Unas palabras de este libro servirán para apreciar la calidad de la preciosa amistad que los unía:
«Quien esta noche me obsesiona la memoria tiene cincuenta años. Está enfermo. Y es judío. ¿Cómo sobrevivirá al terror alemán? Para imaginarme que todavía respira tengo que creer que, refugiado en secreto por la hermosa muralla de silencio de los campesinos de su aldea, el invasor lo ha ignorado. Solamente entonces creo que todavía vive. Solamente entonces
deambular a lo lejos en el imperio de su amistad –que no tiene fronteras– me permite no sentirme emigrante, sino viajero. Pues el desierto no está allí donde uno cree».

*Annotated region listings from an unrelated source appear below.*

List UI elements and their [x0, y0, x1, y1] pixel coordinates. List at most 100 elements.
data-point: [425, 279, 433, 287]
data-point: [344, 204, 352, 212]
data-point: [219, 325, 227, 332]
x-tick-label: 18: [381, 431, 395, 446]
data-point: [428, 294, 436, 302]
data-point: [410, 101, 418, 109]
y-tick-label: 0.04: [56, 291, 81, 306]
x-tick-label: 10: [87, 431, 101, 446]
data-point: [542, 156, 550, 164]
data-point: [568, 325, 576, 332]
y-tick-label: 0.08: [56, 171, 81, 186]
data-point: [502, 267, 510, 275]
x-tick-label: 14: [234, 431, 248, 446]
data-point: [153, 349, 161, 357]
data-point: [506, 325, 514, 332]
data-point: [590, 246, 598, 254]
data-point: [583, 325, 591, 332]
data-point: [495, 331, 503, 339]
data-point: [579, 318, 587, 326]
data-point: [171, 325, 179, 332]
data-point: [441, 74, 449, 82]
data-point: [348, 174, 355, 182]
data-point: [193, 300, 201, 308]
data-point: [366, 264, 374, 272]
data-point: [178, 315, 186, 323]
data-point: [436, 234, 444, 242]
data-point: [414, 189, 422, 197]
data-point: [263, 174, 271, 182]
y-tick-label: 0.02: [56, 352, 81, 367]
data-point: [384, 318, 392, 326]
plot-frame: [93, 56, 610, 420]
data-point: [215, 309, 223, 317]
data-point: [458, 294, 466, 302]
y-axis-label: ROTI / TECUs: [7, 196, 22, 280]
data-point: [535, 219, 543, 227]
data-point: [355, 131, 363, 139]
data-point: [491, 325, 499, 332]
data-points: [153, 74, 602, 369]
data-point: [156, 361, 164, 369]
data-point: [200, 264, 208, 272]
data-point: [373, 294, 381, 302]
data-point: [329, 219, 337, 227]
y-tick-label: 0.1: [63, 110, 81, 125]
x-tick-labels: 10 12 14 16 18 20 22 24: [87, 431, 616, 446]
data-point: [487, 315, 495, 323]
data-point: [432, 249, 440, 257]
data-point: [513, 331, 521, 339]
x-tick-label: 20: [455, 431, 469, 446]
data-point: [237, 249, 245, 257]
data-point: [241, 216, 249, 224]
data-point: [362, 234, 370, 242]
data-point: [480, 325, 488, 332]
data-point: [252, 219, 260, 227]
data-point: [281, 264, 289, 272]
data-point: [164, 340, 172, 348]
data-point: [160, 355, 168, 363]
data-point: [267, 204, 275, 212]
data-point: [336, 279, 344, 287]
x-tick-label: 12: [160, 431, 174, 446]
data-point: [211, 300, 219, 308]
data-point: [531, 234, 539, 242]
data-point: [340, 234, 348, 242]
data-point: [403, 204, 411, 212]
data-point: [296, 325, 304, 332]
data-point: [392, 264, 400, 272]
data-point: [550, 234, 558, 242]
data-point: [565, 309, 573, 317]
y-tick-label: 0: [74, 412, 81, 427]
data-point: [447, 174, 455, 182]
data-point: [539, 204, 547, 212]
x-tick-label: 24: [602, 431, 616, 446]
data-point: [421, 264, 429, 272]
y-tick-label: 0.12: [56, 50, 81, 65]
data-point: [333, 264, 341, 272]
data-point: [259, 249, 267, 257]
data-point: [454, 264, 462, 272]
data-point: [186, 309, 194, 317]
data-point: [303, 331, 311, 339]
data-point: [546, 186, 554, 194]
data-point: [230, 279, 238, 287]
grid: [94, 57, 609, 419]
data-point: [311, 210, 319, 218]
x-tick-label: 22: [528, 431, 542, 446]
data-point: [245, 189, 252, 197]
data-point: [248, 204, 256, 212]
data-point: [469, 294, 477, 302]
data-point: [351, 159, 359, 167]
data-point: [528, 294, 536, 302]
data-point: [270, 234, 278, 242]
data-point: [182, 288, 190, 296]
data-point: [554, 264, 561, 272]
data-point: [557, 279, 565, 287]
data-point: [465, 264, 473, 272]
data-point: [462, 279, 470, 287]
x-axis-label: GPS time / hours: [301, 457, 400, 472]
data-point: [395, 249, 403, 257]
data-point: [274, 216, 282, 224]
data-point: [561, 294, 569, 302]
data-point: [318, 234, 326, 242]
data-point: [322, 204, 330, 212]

«Amigo mío, tengo necesidad de ti como de una cumbre donde se puede respirar. Tengo necesidad de acodarme junto a ti, una vez más a orillas del Saona, sobre la mesa de una pequeña hostería de tablones desunidos, y de invitar allí a dos marineros en cuya compañía brindaremos en la paz de una sonrisa semejante al día. Si todavía combato, combatiré un poco por ti. Tengo necesidad de ti para creer mejor en el advenimiento de esa sonrisa. Tengo necesidad de ayudarte a vivir».
«Junto a ti no tengo ya que disculparme, no tengo que defenderme, no tengo que probar nada. Como en Tournus, hallo la paz. Más allá de mis palabras torpes, más allá de los razonamientos que me pueden engañar, tú consideras en mí simplemente al Hombre, tú honras en mí al embajador de creencias, de costumbres, de amores particulares. Si difiero de ti, lejos de menoscabarte, te engrandezco. Me interrogas como se interroga al viajero».
Léon Werth también pensaba en Saint-Exupéry y
desde su refugio escribió un diario en el que lo recuerda incesantemente. Pero Saint-Exupéry nunca pudo leer estas palabras. En 1944 regresó a Europa para volar con las Fuerzas Francesas Libres y participar con los aliados en una unidad de reconocimiento fotográfico. El 31 de julio de 1944 partió en una misión de reconocimiento y su avión fue derribado por los alemanes.
Más adelante, Léon Werth reunió estos escritos junto con las cartas que ambos se enviaron en un libro con el que quiso homenajear a su amigo: Saint-Exupéry tal como yo lo conocí. Si hemos comenzado esta historia con una dedicatoria, nada mejor que terminarla con las palabras que Léon Werth dedicó a su amigo:
«No hay amistad si el amigo no acepta al amigo tal cual él es. No hay amistad sin la aceptación de uno mismo».